High costs cause some Americans to skip needed care, survey shows

Joseph Burns

About Joseph Burns

Joseph Burns (@jburns18), a Massachusetts-based independent journalist, is AHCJ’s topic leader on health insurance. He welcomes questions and suggestions on insurance resources and tip sheets at joseph@healthjournalism.org.

Image by C x 2 via flickr.

Image by C x 2 via flickr.

More than 16 million privately insured Americans face significant financial hardships as a result of high medical bills, forcing some to go without food and others to burn through all of their savings, a new survey shows.

Out-of-pocket health care costs force 1 out of every 8 privately insured Americans to skip necessary medical treatment, according to the survey, Privately Insured in America: Opinions on Health Care Costs and Coverage.

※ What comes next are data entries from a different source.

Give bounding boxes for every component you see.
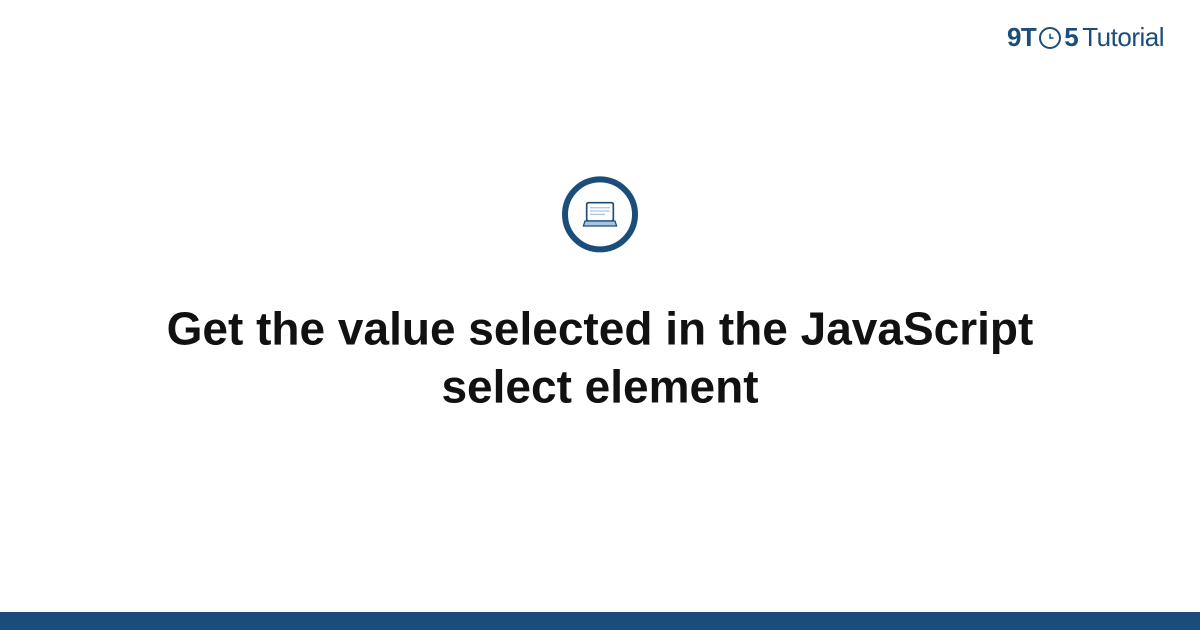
laptop-icon: [562, 176, 638, 252]
logo-text-5: 5: [1064, 22, 1078, 53]
clock-icon: [1039, 27, 1061, 49]
footer-bar: [0, 612, 1200, 630]
main-content: Get the value selected in the JavaScript…: [0, 176, 1200, 415]
page-title: Get the value selected in the JavaScript…: [150, 300, 1050, 415]
site-logo: 9T 5 Tutorial: [1007, 22, 1164, 53]
logo-text-9t: 9T: [1007, 22, 1036, 53]
logo-text-tutorial: Tutorial: [1082, 22, 1164, 53]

For the survey, researchers at the AP-NORC Center interviewed 1,004 privately insured adults aged 18 to 64 between July 22 and September 3. Among the interviewees, 267 reported having high-deductible health plans. The study was done with funding from the Robert Wood Johnson Foundation.

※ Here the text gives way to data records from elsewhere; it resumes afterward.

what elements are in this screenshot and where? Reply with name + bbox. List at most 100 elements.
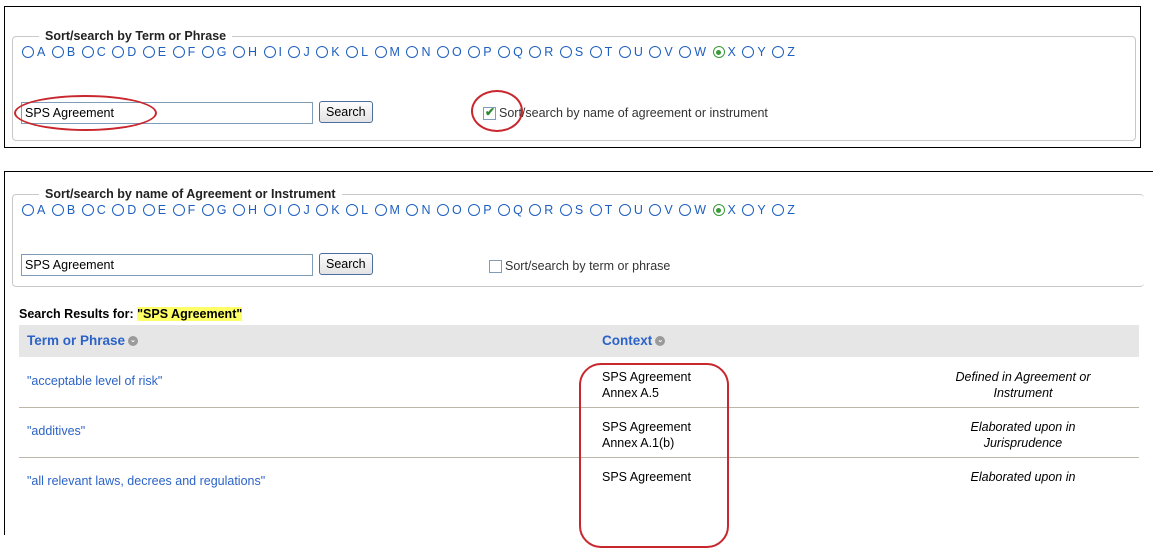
letter-option-c[interactable]: C — [81, 203, 107, 217]
radio-icon[interactable] — [742, 46, 755, 58]
letter-option-e[interactable]: E — [142, 45, 167, 59]
letter-option-n[interactable]: N — [406, 45, 431, 59]
letter-option-u[interactable]: U — [618, 203, 644, 217]
term-link[interactable]: "all relevant laws, decrees and regulati… — [27, 474, 265, 488]
letter-option-a[interactable]: A — [22, 45, 46, 59]
radio-icon[interactable] — [142, 204, 155, 216]
letter-option-e[interactable]: E — [142, 203, 167, 217]
radio-icon[interactable] — [679, 204, 692, 216]
letter-option-r[interactable]: R — [529, 203, 554, 217]
radio-icon[interactable] — [529, 46, 542, 58]
radio-icon[interactable] — [468, 204, 481, 216]
radio-icon[interactable] — [712, 204, 725, 216]
radio-icon[interactable] — [263, 46, 276, 58]
radio-icon[interactable] — [498, 204, 511, 216]
radio-icon[interactable] — [589, 46, 602, 58]
radio-icon[interactable] — [589, 204, 602, 216]
radio-icon[interactable] — [112, 46, 125, 58]
sort-icon[interactable]: ⌄ — [655, 336, 666, 347]
radio-icon[interactable] — [288, 204, 301, 216]
radio-icon[interactable] — [712, 46, 725, 58]
agreement-search-input[interactable] — [21, 254, 313, 276]
sort-icon[interactable]: ⌄ — [128, 336, 139, 347]
radio-icon[interactable] — [316, 204, 329, 216]
letter-option-d[interactable]: D — [112, 203, 137, 217]
radio-icon[interactable] — [346, 46, 359, 58]
letter-option-c[interactable]: C — [81, 45, 107, 59]
letter-option-o[interactable]: O — [436, 203, 462, 217]
radio-icon[interactable] — [374, 204, 387, 216]
radio-icon[interactable] — [498, 46, 511, 58]
radio-icon[interactable] — [22, 204, 34, 216]
col-context-header[interactable]: Context ⌄ — [602, 333, 666, 348]
letter-option-v[interactable]: V — [649, 203, 673, 217]
radio-icon[interactable] — [406, 46, 419, 58]
letter-option-v[interactable]: V — [649, 45, 673, 59]
radio-icon[interactable] — [172, 204, 185, 216]
col-term-header[interactable]: Term or Phrase ⌄ — [27, 333, 139, 348]
radio-icon[interactable] — [618, 46, 631, 58]
radio-icon[interactable] — [468, 46, 481, 58]
letter-option-t[interactable]: T — [589, 45, 613, 59]
letter-option-i[interactable]: I — [263, 203, 283, 217]
radio-icon[interactable] — [201, 46, 214, 58]
letter-option-q[interactable]: Q — [498, 203, 523, 217]
radio-icon[interactable] — [374, 46, 387, 58]
radio-icon[interactable] — [649, 204, 662, 216]
agreement-search-button[interactable]: Search — [319, 253, 373, 275]
radio-icon[interactable] — [172, 46, 185, 58]
radio-icon[interactable] — [112, 204, 125, 216]
term-sort-checkbox[interactable] — [489, 260, 502, 273]
letter-option-s[interactable]: S — [559, 45, 584, 59]
letter-option-z[interactable]: Z — [772, 45, 795, 59]
letter-option-d[interactable]: D — [112, 45, 137, 59]
letter-option-w[interactable]: W — [679, 203, 706, 217]
radio-icon[interactable] — [201, 204, 214, 216]
radio-icon[interactable] — [529, 204, 542, 216]
letter-option-f[interactable]: F — [172, 45, 196, 59]
letter-option-x[interactable]: X — [712, 203, 737, 217]
radio-icon[interactable] — [742, 204, 755, 216]
letter-option-r[interactable]: R — [529, 45, 554, 59]
letter-option-m[interactable]: M — [374, 45, 401, 59]
radio-icon[interactable] — [316, 46, 329, 58]
radio-icon[interactable] — [81, 46, 94, 58]
letter-option-k[interactable]: K — [316, 45, 340, 59]
letter-option-g[interactable]: G — [201, 45, 227, 59]
radio-icon[interactable] — [772, 204, 785, 216]
letter-option-b[interactable]: B — [51, 45, 76, 59]
letter-option-n[interactable]: N — [406, 203, 431, 217]
radio-icon[interactable] — [649, 46, 662, 58]
letter-option-l[interactable]: L — [346, 45, 368, 59]
radio-icon[interactable] — [559, 46, 572, 58]
letter-option-p[interactable]: P — [468, 203, 492, 217]
radio-icon[interactable] — [559, 204, 572, 216]
letter-option-w[interactable]: W — [679, 45, 706, 59]
letter-option-q[interactable]: Q — [498, 45, 523, 59]
radio-icon[interactable] — [436, 204, 449, 216]
radio-icon[interactable] — [81, 204, 94, 216]
letter-option-o[interactable]: O — [436, 45, 462, 59]
term-link[interactable]: "acceptable level of risk" — [27, 374, 162, 388]
radio-icon[interactable] — [288, 46, 301, 58]
radio-icon[interactable] — [772, 46, 785, 58]
letter-option-y[interactable]: Y — [742, 203, 766, 217]
radio-icon[interactable] — [22, 46, 34, 58]
letter-option-l[interactable]: L — [346, 203, 368, 217]
letter-option-u[interactable]: U — [618, 45, 644, 59]
radio-icon[interactable] — [406, 204, 419, 216]
letter-option-h[interactable]: H — [232, 45, 258, 59]
letter-option-f[interactable]: F — [172, 203, 196, 217]
radio-icon[interactable] — [436, 46, 449, 58]
radio-icon[interactable] — [51, 204, 64, 216]
letter-option-p[interactable]: P — [468, 45, 492, 59]
letter-option-s[interactable]: S — [559, 203, 584, 217]
letter-option-g[interactable]: G — [201, 203, 227, 217]
letter-option-t[interactable]: T — [589, 203, 613, 217]
radio-icon[interactable] — [232, 204, 245, 216]
term-search-button[interactable]: Search — [319, 101, 373, 123]
radio-icon[interactable] — [142, 46, 155, 58]
letter-option-j[interactable]: J — [288, 45, 310, 59]
radio-icon[interactable] — [232, 46, 245, 58]
term-link[interactable]: "additives" — [27, 424, 85, 438]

Concerns about the cost of care caused nearly 20 percent of privately insured Americans to skip doctor visits for sicknesses or injuries in the past year, and only 36 percent of respondents are confident they can pay for a major, unexpected medical expense, the survey shows. The effects of health care costs on personal finances were especially worrisome among those with high-deductible health plans, the survey shows.

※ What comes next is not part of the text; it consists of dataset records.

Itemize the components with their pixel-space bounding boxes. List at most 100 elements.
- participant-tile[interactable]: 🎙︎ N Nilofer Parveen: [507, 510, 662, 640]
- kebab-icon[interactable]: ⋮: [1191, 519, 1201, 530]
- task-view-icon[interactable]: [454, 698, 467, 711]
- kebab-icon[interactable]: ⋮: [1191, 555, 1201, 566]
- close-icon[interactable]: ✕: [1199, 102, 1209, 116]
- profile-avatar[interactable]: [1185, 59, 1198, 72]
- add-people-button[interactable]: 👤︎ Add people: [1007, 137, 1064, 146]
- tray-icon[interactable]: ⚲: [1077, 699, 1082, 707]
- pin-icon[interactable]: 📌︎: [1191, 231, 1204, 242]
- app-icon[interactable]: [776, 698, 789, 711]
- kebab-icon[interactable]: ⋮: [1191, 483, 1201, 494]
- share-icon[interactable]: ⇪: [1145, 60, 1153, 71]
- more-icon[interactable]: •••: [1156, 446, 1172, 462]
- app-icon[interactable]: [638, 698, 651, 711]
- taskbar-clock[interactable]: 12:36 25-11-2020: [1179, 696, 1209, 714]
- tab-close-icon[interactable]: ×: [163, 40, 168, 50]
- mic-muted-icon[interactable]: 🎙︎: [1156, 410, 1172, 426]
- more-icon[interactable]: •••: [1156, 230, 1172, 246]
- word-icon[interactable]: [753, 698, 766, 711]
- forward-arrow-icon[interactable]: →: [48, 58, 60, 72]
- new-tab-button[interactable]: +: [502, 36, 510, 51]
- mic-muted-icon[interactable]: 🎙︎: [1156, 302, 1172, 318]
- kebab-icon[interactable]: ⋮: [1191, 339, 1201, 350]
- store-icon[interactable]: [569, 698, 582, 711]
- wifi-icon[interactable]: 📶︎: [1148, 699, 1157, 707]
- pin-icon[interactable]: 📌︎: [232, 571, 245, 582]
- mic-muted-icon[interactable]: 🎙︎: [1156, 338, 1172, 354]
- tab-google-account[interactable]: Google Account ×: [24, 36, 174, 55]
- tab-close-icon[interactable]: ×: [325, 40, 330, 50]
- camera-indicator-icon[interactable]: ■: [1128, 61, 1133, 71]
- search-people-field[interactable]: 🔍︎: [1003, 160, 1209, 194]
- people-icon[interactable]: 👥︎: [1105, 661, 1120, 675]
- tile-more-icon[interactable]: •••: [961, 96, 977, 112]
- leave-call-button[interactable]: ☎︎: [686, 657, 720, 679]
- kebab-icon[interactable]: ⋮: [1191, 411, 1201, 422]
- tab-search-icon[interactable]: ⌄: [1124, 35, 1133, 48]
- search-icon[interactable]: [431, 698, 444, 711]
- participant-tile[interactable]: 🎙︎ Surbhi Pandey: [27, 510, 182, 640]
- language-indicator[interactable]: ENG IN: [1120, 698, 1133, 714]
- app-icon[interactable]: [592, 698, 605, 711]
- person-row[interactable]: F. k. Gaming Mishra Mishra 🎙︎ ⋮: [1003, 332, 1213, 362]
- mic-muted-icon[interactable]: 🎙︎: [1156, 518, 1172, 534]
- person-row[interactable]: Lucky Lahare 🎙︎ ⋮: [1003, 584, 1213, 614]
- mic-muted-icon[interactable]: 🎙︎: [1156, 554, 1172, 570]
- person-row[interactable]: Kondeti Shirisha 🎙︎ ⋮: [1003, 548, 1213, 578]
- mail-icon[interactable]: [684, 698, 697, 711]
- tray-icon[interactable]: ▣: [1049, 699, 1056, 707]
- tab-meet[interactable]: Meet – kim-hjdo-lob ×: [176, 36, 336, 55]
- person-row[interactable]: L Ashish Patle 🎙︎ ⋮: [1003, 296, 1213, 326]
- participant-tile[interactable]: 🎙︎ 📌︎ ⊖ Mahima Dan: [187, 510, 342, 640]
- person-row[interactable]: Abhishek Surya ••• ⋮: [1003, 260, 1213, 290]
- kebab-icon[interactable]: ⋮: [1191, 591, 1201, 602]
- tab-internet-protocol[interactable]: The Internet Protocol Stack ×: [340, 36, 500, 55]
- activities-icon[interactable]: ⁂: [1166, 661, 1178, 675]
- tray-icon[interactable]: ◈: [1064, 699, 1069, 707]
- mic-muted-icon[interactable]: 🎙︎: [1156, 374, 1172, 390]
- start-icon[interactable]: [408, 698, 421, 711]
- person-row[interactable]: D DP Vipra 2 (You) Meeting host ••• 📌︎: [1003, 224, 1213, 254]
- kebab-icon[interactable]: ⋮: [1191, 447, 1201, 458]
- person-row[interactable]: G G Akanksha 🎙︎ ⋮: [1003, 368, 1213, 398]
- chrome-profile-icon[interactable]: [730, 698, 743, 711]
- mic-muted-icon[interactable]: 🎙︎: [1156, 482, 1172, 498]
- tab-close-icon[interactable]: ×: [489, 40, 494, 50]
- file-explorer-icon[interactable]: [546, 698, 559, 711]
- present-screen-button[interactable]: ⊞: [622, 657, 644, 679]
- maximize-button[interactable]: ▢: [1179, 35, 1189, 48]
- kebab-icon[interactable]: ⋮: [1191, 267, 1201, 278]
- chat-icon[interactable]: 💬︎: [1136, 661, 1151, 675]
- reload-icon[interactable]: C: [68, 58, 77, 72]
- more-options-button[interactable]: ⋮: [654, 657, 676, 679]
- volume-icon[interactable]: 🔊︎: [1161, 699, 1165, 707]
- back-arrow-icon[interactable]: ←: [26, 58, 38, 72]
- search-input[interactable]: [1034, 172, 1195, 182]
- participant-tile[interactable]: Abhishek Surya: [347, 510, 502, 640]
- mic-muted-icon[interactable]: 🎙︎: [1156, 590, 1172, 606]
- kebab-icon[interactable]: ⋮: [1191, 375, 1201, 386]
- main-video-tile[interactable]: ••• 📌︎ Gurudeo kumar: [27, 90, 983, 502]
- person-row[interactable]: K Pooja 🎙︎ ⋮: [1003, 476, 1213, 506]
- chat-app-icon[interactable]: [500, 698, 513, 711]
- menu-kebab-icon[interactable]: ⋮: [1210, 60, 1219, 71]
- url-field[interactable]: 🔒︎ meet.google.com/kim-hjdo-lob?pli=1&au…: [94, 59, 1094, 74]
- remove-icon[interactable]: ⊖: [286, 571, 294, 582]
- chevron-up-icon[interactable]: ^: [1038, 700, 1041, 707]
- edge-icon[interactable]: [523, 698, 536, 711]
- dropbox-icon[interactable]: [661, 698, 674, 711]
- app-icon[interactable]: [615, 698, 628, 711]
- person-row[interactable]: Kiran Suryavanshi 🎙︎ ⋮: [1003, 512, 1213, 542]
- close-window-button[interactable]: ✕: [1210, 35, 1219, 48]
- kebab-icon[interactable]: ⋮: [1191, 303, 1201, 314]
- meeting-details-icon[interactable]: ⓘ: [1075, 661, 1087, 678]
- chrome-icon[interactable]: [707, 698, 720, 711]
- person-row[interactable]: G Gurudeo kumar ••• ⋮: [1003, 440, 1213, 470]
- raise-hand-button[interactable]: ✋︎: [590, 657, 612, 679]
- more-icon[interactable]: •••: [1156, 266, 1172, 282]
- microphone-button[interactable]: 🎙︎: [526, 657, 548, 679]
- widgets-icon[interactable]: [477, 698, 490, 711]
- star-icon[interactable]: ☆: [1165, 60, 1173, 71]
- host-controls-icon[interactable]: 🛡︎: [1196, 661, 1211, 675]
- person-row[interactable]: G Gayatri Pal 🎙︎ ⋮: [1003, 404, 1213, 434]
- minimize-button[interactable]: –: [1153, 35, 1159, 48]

Most privately insured Americans aged 18 to 64 say health care costs do not have a significant effect on their finances, the survey shows. It also suggests that most Americans in this age group are satisfied with their health plans and are not deterred from using their health benefits due to cost.

But about 25 percent of respondents worry about the financial consequences of a major unexpected medical expense such as a surgery or life threatening illness. Such worries caused 33 percent of respondents to cut back on entertainment, and 43 percent of respondents with high-deductible plans did so, as Ricardo Alonso-Zaldivar and Jennifer Agiesta reported for the Associated Press. Among survey respondents, 18 percent used up all or most of their savings, and 24 percent of those with high-deductible plans did so; 19 percent cut back on contributions to retirement savings, and 28 percent of consumers with high-deductible plans did so.

One other interesting finding from the survey was the fact that respondents found information about the quality of health care providers to be difficult to find. Also, respondents were distrustful of what information they found on quality, the survey shows.